How to connect office, cloud servers and remote employees securely.

Start with requirements, not products

Every secure-access conversation should begin with a small set of unglamorous questions. Where do users connect from? What resources do they actually need to reach? What sits on cloud platforms, and what sits in your office rack? How sensitive is the data, and what is the realistic cost of an outage? These answers shape the architecture far more than any vendor brochure.

A common mistake is the reverse — picking a VPN product first and then trying to fit the network around it. The product may be excellent, and it can still be the wrong fit for how the business actually works.

Three places where business resources live

For most growing companies, internal resources end up in one (or more) of three places:

• Office server rack — physical servers in the office, virtualized with VMware, Proxmox, or another platform. Often used for file shares, internal databases, ERPs, and legacy line-of-business applications.
• Cloud platforms — AWS, GCP, Azure, or smaller providers hosting business applications, replicas, backups, or whole production environments.
• Hybrid — a mix of both, often by accident more than by design.

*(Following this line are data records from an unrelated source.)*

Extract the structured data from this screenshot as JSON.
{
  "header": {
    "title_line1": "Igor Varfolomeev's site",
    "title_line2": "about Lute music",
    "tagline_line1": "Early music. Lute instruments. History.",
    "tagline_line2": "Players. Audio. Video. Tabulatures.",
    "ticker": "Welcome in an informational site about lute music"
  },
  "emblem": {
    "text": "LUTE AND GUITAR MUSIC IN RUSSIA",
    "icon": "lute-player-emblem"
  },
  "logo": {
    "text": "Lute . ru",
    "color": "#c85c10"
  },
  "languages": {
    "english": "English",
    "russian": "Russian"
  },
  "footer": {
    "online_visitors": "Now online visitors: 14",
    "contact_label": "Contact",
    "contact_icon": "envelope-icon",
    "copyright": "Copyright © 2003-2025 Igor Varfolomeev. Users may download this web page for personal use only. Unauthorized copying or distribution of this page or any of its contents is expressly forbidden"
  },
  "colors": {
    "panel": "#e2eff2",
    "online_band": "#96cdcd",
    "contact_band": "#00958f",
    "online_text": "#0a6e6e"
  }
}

The architecture is different in each case. An office-only design typically centers on a firewall and VPN concentrator at the edge. A cloud-only design pushes more of the security perimeter into the cloud platform itself. Hybrid designs need to handle traffic that may cross both worlds inside a single user session — and that is where most architecture mistakes happen.

The remote access decision

“Should we use a VPN, or move to a zero-trust model?” is one of the most common questions we get. The honest answer is that the right choice depends on:

• How many users you have, and how that is likely to grow.
• Whether you control the endpoints (managed laptops vs. BYOD).
• The mix of internal-only apps vs. cloud apps that already enforce SSO.
• The sensitivity of what sits behind the access boundary.
• Your team's operational capacity to run the chosen model day to day.

Vendors like Fortinet, Palo Alto, and Cloudflare all sell credible solutions in both camps. None of them is universally right. We have recommended each of them in different customer environments — driven by what the business actually needs to support, not by what is currently fashionable.

VPN vendor choice is an architecture decision

Treating VPN selection as a procurement decision — “let's just choose the most popular vendor” — is a frequent source of long-term pain. The vendor choice depends on the firewall architecture, the support model, the placement of resources between cloud and on-premise, and the user model.

A small example: if 80% of your users only ever touch cloud applications that already sit behind SSO, deploying a heavyweight site-to-site VPN for everyone is overkill. A zero-trust style brokered access — or even just well-designed conditional access policies — may serve you better, at lower operational overhead. The opposite is also true. If your most sensitive applications still live on an office rack, a traditional VPN with strong segmentation and policy may be the right call.

Designing the security perimeter

Whatever the access model, the goal is the same: internal resources must be reachable by authorized users, and only by authorized users — never by the open internet. That means:

• The internet edge blocks inbound by default, allowing only what is explicitly justified.
• Remote access terminates at a controlled entry point — VPN concentrator, ZTNA broker, or cloud proxy — not directly on the servers themselves.
• Internal segmentation limits lateral movement. A compromised laptop should not have line of sight to every server.
• Cloud resources follow the same logic: private subnets, security groups, no public IPs on internal services.

None of these ideas are exotic. They are the things that distinguish a network that quietly serves a business for years from one that needs an emergency redesign after the first incident.

A practical example

Consider a 25-person company: half in the office on hybrid schedules, half fully remote. Some applications live on an office rack (file share, ERP). Some live in AWS (CRM, custom backend). Email is in Google Workspace. The design we would typically recommend looks something like:

• A capable next-generation firewall at the office edge, terminating VPN for remote users and enforcing policy between zones.
• The office rack on a private VLAN behind the firewall, with explicit allow rules for which user groups can reach which server.
• AWS resources in private subnets, reachable from the office via a site-to-site tunnel and from remote users via the same VPN — so the user experience is consistent regardless of where they sit.
• Email and other SaaS handled by SSO with conditional access, not routed through the VPN.
• Office Wi-Fi segmented into corporate and guest networks, with corporate authenticating against the same directory.

None of this is revolutionary. The value of the design is that each decision is justified by a business reason — and the team running it knows why each rule exists when something needs to change.

A good secure-access design is not the one with the most features. It is the one your team can still explain in six months.

Common mistakes to avoid

• Choosing a VPN before understanding the user model.
• Exposing internal services directly to the internet “just for now.”
• Treating cloud and on-premise security as two unrelated projects.
• Skipping segmentation because “we're small.”
• Deferring documentation, which makes every future change risky.

Closing

Secure connectivity for hybrid teams is rarely about choosing a single product. It is about understanding where your resources live, who needs to reach them, what the operational model can realistically support, and then designing an architecture that ties it together. The result should be a network that is secure, easy to operate, and ready to scale.